Outro ponto-chave nesse processo é a segmentação de leads. Uma vez adquiridos, eles precisam ser classificados e categorizados de forma que o fluxo de nutrição atenda as demandas das diferenças entre os consumidores. Para solucionar esse problema, o material indica a criação de personas – “personagens que reúnam todas as características dos seus clientes ideais para que você consiga visualizar com mais facilidade quais são os comportamentos e hábitos de consumo dessas pessoas”. Infelizmente o material não se aprofunda em como desenvolver essas personas, até porque não há um “guia” certo para isso, mas este texto do Scup pode ajudar com algumas ideias.

Mas é importante pensar que tudo começa, de verdade, com o conteúdo. O Inboung Marketing é sustentado pela técnica de marketing conteúdo e utiliza da estratégia de automação de marketing para tentar fazer uma comunicação mais fluida e assertiva. Ou seja, o primeiro passo do processo é a elaboração e desenvolvimento de conteúdos úteis/interessantes para que os clientes sejam atraídos por isso (o material traz a analogia de que o conteúdo é o “combustível” da automação – uma vez que age “desde a aquisição de visitantes, passando pela geração de leads e conversão desses contatos em clientes”).

Para que as pessoas encontrem esse conteúdo, é necessário fazer um bom uso do SEO (Search Engine Optimization) – “conjunto de regras que ajudam o seu site, blog e todos os conteúdos que produz a serem encontrados mais facilmente pelo público em mecanismos de busca como o Google”. Novamente, o material não se estende em como fazer isso, mas aconselha a contratação de empresas especializadas que garantem um melhor resultado. Além disso, recomenda o estudo do comportamento do público e a análise de números para determinar “quais os melhores canais de comunicação para dialogar com [o público]”.

Tendo criado todo esse conteúdo e conseguido um número grande de captação de leads, chega o momento de distribuir todo o material produzido com todos os consumidores interessados. Para isso, é necessária a contratação de um software de automatização (do Brasil, conheço o RD Station; de fora, conheço o HubSpot). Uma recomendação do e-book é não apenas utilizá-los para o disparo automático de e-mails qualificados, mas utilizar-se principalmente dos atributos como lead scoring, dados de comportamento do público e a análise da capacidade de conversão do conteúdo.

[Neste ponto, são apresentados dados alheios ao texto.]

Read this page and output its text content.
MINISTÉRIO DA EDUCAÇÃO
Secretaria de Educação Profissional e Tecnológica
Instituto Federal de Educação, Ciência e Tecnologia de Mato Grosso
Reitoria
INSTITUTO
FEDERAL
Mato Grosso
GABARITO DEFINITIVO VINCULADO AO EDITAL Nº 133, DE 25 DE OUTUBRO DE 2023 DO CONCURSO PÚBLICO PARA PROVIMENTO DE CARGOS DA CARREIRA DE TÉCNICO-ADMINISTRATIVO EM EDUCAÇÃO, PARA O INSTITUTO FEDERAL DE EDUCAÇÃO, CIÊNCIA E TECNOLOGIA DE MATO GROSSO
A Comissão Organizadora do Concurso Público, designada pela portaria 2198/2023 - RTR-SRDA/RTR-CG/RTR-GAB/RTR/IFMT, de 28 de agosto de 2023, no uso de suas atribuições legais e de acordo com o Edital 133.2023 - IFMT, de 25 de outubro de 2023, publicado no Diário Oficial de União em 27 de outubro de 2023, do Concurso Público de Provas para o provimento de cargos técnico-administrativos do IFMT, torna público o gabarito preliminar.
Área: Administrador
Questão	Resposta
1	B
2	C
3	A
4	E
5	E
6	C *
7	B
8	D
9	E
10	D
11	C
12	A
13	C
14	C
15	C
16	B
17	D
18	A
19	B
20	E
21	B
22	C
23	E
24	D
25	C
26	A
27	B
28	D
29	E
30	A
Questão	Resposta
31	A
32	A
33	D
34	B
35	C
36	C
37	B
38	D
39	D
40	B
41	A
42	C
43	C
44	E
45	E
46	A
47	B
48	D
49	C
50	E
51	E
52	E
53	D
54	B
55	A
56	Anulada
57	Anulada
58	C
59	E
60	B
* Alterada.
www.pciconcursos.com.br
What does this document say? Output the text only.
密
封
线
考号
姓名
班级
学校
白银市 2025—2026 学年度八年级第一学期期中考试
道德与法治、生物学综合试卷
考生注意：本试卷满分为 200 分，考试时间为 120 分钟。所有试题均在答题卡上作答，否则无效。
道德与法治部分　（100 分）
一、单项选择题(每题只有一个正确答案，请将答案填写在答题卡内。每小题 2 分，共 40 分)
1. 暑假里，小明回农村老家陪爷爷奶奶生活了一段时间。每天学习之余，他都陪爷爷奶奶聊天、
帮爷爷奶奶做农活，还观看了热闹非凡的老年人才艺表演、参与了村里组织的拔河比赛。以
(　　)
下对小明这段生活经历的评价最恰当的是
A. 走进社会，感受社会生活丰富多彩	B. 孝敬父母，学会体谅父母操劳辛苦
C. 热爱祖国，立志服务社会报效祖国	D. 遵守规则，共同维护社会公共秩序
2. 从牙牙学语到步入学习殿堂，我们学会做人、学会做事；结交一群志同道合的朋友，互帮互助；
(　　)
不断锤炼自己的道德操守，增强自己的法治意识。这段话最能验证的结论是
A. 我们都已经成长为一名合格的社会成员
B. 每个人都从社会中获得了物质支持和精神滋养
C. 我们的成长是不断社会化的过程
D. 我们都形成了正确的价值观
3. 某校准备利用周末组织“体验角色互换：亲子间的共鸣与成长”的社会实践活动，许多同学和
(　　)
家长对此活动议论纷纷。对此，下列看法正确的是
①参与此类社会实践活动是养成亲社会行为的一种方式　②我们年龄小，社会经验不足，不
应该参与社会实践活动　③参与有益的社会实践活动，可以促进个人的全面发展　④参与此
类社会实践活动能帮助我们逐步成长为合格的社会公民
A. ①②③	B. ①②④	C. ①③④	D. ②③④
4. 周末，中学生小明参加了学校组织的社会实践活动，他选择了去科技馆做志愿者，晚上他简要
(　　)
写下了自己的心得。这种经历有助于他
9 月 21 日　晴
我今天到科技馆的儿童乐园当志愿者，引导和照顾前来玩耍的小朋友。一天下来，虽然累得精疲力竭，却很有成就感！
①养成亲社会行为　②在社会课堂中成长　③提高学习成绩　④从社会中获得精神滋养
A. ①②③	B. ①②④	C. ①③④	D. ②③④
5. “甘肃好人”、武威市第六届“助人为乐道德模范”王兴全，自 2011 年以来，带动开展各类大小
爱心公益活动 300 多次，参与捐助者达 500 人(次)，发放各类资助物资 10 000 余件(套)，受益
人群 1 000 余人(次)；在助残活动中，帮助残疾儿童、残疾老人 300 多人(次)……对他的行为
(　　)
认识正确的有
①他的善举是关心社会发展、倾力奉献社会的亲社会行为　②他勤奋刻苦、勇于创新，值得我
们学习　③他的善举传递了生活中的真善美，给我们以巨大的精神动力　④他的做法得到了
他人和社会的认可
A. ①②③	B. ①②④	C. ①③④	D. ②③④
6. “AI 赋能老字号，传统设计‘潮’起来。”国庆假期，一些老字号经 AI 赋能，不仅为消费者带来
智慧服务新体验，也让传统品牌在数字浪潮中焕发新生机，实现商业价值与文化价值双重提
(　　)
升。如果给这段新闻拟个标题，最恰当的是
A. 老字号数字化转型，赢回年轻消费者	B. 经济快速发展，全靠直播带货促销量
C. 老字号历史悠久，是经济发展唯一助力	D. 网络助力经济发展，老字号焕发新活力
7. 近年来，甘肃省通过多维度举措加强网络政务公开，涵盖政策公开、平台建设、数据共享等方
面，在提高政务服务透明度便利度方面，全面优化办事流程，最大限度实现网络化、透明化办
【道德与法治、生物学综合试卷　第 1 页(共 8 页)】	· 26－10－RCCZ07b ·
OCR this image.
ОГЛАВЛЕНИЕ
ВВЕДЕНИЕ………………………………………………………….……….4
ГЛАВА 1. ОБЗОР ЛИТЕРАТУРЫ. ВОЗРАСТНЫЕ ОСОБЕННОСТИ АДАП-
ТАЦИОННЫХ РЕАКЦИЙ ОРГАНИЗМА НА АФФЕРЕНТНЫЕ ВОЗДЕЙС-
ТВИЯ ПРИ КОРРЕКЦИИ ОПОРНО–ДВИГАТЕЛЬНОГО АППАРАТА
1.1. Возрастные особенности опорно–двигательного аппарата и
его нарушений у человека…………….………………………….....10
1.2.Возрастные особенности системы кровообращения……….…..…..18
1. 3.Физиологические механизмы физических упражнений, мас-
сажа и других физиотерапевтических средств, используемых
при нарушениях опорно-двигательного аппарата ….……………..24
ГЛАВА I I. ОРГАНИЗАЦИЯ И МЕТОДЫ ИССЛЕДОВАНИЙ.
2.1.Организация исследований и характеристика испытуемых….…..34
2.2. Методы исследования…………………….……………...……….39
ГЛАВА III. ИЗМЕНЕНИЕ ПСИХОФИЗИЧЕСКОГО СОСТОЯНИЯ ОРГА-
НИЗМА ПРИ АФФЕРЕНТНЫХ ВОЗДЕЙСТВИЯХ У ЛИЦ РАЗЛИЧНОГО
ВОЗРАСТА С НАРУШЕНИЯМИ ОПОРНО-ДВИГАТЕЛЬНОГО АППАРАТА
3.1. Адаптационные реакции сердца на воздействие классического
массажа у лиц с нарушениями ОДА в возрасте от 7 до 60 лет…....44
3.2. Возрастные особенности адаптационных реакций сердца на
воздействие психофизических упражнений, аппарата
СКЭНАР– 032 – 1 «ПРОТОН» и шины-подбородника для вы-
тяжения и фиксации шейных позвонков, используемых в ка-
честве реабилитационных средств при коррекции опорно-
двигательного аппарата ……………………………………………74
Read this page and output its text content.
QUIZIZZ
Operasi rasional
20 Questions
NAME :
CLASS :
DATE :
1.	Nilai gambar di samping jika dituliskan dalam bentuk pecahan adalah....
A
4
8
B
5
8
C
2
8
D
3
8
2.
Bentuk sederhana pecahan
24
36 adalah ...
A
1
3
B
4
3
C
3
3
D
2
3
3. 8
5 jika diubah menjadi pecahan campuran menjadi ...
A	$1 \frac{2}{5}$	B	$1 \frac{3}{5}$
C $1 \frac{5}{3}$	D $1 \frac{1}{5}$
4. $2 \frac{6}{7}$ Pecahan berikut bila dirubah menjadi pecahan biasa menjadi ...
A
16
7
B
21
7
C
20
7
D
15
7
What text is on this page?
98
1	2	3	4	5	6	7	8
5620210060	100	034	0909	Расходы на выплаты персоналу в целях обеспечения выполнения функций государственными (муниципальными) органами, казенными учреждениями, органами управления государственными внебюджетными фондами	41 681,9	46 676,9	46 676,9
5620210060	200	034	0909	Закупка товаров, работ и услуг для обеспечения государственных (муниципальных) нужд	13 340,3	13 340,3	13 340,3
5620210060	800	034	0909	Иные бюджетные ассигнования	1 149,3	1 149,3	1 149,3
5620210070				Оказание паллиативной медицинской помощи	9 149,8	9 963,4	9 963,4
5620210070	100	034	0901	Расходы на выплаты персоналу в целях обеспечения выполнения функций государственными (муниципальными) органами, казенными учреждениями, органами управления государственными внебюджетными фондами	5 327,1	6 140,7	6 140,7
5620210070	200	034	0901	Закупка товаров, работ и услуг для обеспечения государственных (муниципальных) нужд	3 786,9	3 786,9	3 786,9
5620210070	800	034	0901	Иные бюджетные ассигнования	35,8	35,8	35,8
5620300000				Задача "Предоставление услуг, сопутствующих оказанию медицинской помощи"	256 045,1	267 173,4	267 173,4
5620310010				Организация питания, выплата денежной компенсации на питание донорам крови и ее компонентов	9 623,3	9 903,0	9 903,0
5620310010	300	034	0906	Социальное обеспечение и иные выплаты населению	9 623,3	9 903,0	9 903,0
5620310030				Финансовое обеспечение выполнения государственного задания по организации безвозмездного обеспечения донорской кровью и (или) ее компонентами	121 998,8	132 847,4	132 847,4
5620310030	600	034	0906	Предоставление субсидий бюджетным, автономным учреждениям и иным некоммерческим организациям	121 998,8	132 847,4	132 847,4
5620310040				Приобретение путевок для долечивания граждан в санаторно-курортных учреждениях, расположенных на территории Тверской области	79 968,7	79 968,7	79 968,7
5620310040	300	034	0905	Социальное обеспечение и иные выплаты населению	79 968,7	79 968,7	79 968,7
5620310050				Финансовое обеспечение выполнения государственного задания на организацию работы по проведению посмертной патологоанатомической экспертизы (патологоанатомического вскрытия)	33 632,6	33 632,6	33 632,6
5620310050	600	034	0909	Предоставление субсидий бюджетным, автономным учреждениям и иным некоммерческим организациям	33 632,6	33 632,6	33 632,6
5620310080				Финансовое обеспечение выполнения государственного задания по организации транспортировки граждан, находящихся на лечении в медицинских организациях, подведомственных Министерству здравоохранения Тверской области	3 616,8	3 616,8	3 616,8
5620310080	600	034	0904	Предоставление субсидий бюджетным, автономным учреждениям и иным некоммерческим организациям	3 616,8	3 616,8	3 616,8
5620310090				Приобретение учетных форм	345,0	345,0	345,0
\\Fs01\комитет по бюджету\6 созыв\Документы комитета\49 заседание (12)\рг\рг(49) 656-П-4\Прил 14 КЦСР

Retornando ao momento em que o livro alerta da importância do alinhamento entre os times de marketing e vendas, aqui estão algumas práticas recomendas que são úteis para otimizar o relacionamento entre as duas partes:

  • Determine lideranças – Esses líderes serão responsáveis por fazer com que as informações circulem perfeitamente entre as equipes.
  • Repense o espaço físico da empresa – Coloque todos em um mesmo espaço e veja as informações fluírem com muito mais naturalidade!
  • Todos participam – os processos de um time devem estar muito claros com os do outro, somente assim a automação surtirá todos os efeitos esperados.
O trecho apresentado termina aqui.